Um fluxo de trabalho acessível de sequenciamento do genoma completo baseado em nanoporos foi desenvolvido por Brunker et ^al.61, utilizando recursos da rede ARTIC⁴⁶. Aqui, apresentamos um fluxo de trabalho atualizado, com etapas completas de amostra para sequência para interpretação. O fluxo de trabalho detalha a preparação de amostras de tecido cerebral para sequenciamento do genoma inteiro, apresenta um pipeline de bioinformática para processar leituras e gerar sequências de consenso e destaca duas ferramentas específicas da raiva para automatizar a atribuição de linhagens e determinar o contexto filogenético. O fluxo de trabalho atualizado também fornece instruções abrangentes para a configuração de espaços de trabalho computacionais e laboratoriais apropriados, com considerações para implementação em diferentes contextos (incluindo configurações com poucos recursos). Demonstramos a implementação bem-sucedida do fluxo de trabalho em ambientes acadêmicos e de institutos de pesquisa em quatro PBMRs endêmicos de RABV com nenhuma ou limitada capacidade de vigilância genômica. O fluxo de trabalho provou ser resiliente à aplicação em diversas configurações e compreensível por usuários com experiência variada.

Esse fluxo de trabalho para sequenciamento RABV é o protocolo mais abrangente disponível publicamente (cobrindo etapas de amostra para sequência para interpretação) e especificamente adaptado para reduzir os custos de inicialização e execução. O tempo e o custo necessários para a preparação e sequenciamento de bibliotecas com tecnologia de nanoporos são muito reduzidos em relação a outras plataformas, como o Illumina⁶¹, e os desenvolvimentos contínuos da tecnologia estão melhorando a qualidade e a precisão da sequência para serem comparáveis ao Illumina⁶².

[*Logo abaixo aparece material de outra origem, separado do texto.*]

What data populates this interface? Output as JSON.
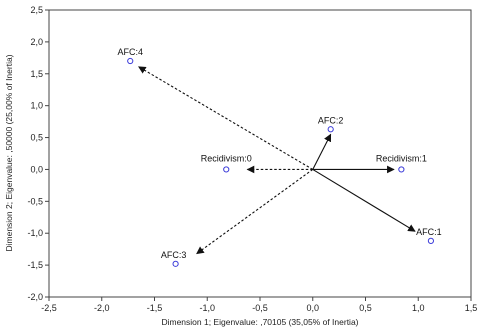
{
  "chart_data": {
    "type": "scatter",
    "title": "",
    "xlabel": "Dimension 1; Eigenvalue: ,70105 (35,05% of Inertia)",
    "ylabel": "Dimension 2; Eigenvalue: ,50000 (25,00% of Inertia)",
    "xlim": [
      -2.5,
      1.5
    ],
    "ylim": [
      -2.0,
      2.5
    ],
    "xticks": [
      -2.5,
      -2.0,
      -1.5,
      -1.0,
      -0.5,
      0.0,
      0.5,
      1.0,
      1.5
    ],
    "yticks": [
      -2.0,
      -1.5,
      -1.0,
      -0.5,
      0.0,
      0.5,
      1.0,
      1.5,
      2.0,
      2.5
    ],
    "xtick_labels": [
      "-2,5",
      "-2,0",
      "-1,5",
      "-1,0",
      "-0,5",
      "0,0",
      "0,5",
      "1,0",
      "1,5"
    ],
    "ytick_labels": [
      "-2,0",
      "-1,5",
      "-1,0",
      "-0,5",
      "0,0",
      "0,5",
      "1,0",
      "1,5",
      "2,0",
      "2,5"
    ],
    "grid": false,
    "points": [
      {
        "label": "AFC:4",
        "x": -1.73,
        "y": 1.7,
        "arrow_style": "dashed",
        "arrow_tip": [
          -1.65,
          1.61
        ]
      },
      {
        "label": "AFC:2",
        "x": 0.17,
        "y": 0.63,
        "arrow_style": "solid",
        "arrow_tip": [
          0.17,
          0.55
        ]
      },
      {
        "label": "Recidivism:0",
        "x": -0.82,
        "y": 0.0,
        "arrow_style": "dashed",
        "arrow_tip": [
          -0.62,
          0.0
        ]
      },
      {
        "label": "Recidivism:1",
        "x": 0.84,
        "y": 0.0,
        "arrow_style": "solid",
        "arrow_tip": [
          0.77,
          0.0
        ]
      },
      {
        "label": "AFC:1",
        "x": 1.12,
        "y": -1.12,
        "arrow_style": "solid",
        "arrow_tip": [
          0.97,
          -0.97
        ]
      },
      {
        "label": "AFC:3",
        "x": -1.3,
        "y": -1.48,
        "arrow_style": "dashed",
        "arrow_tip": [
          -1.1,
          -1.32
        ]
      }
    ],
    "colors": {
      "marker": "#3b3bd9",
      "arrow": "#111111",
      "axis": "#444444"
    }
  }
}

Este protocolo foi projetado para ser resiliente em diversos contextos de poucos recursos. Ao consultar as diretrizes de solução de problemas e modificações fornecidas junto com o protocolo principal, os usuários têm suporte para adaptar o fluxo de trabalho às suas necessidades. A adição de ferramentas de bioinformática amigáveis ao fluxo de trabalho constitui um grande desenvolvimento em relação ao protocolo original, fornecendo métodos rápidos e padronizados que podem ser aplicados por usuários com experiência prévia mínima em bioinformática para interpretar dados de sequência em contextos locais. A capacidade de o fazer in situ é muitas vezes limitada pela necessidade de dispor de competências específicas de programação e filogenéticas, que exigem um investimento intensivo e a longo prazo na formação de competências. Embora esse conjunto de habilidades seja importante para interpretar completamente os dados de sequência, ferramentas de interpretação básicas e acessíveis são igualmente desejáveis para capacitar os "campeões de sequenciamento" locais, cuja experiência principal pode ser baseada em laboratório úmido, permitindo-lhes interpretar e se apropriar de seus dados.

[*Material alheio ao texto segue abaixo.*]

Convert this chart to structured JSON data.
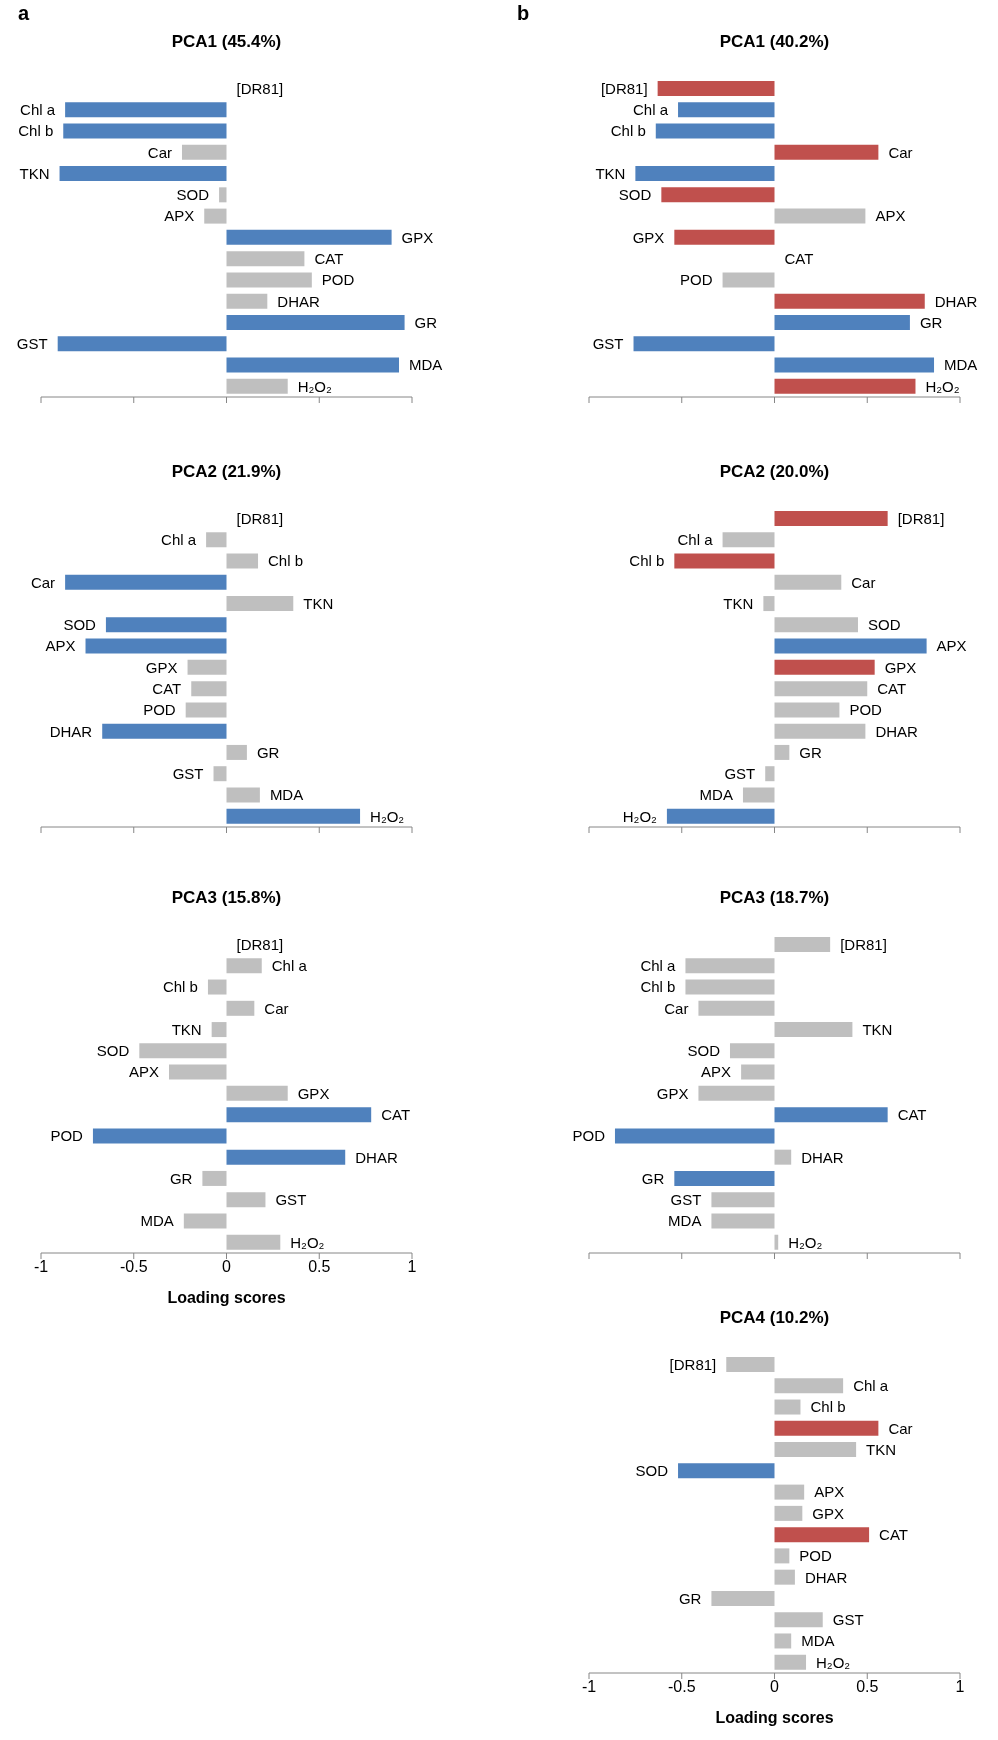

Como o protocolo vem sendo realizado há vários anos em vários países, agora podemos fornecer orientações sobre como otimizar esquemas de primer multiplex para melhorar a cobertura e lidar com a diversidade acumulada. Esforços também têm sido feitos para ajudar os usuários a melhorar a relação custo-efetividade ou para permitir a facilidade de aquisição em uma determinada região, o que é tipicamente um desafio para a sustentabilidade das abordagens moleculares⁶³. Por exemplo, na África (Tanzânia, Quênia e Nigéria), optamos pela mistura mestre de ligase romba/TA na etapa de ligadura do adaptador, que estava mais prontamente disponível em fornecedores locais e uma alternativa mais barata a outros reagentes de ligadura.

A partir da experiência, existem várias maneiras de reduzir o custo por amostra e por execução. Reduzir o número de amostras por corrida (por exemplo, de 24 para 12 amostras) pode estender a vida útil das células de fluxo ao longo de várias corridas, enquanto aumentar o número de amostras por execução maximiza o tempo e os reagentes. Em nossas mãos, conseguimos lavar e reutilizar células de fluxo para uma em cada três sequências, permitindo que mais 55 amostras fossem sequenciadas. Lavar a célula de fluxo imediatamente após o uso, ou se não for possível, remover o fluido residual do canal de resíduos após cada corrida, pareceu preservar o número de poros disponíveis para uma segunda corrida. Levando em consideração o número inicial de poros disponíveis em uma célula de fluxo, uma execução também pode ser otimizada para planejar quantas amostras serão executadas em uma célula de fluxo específica.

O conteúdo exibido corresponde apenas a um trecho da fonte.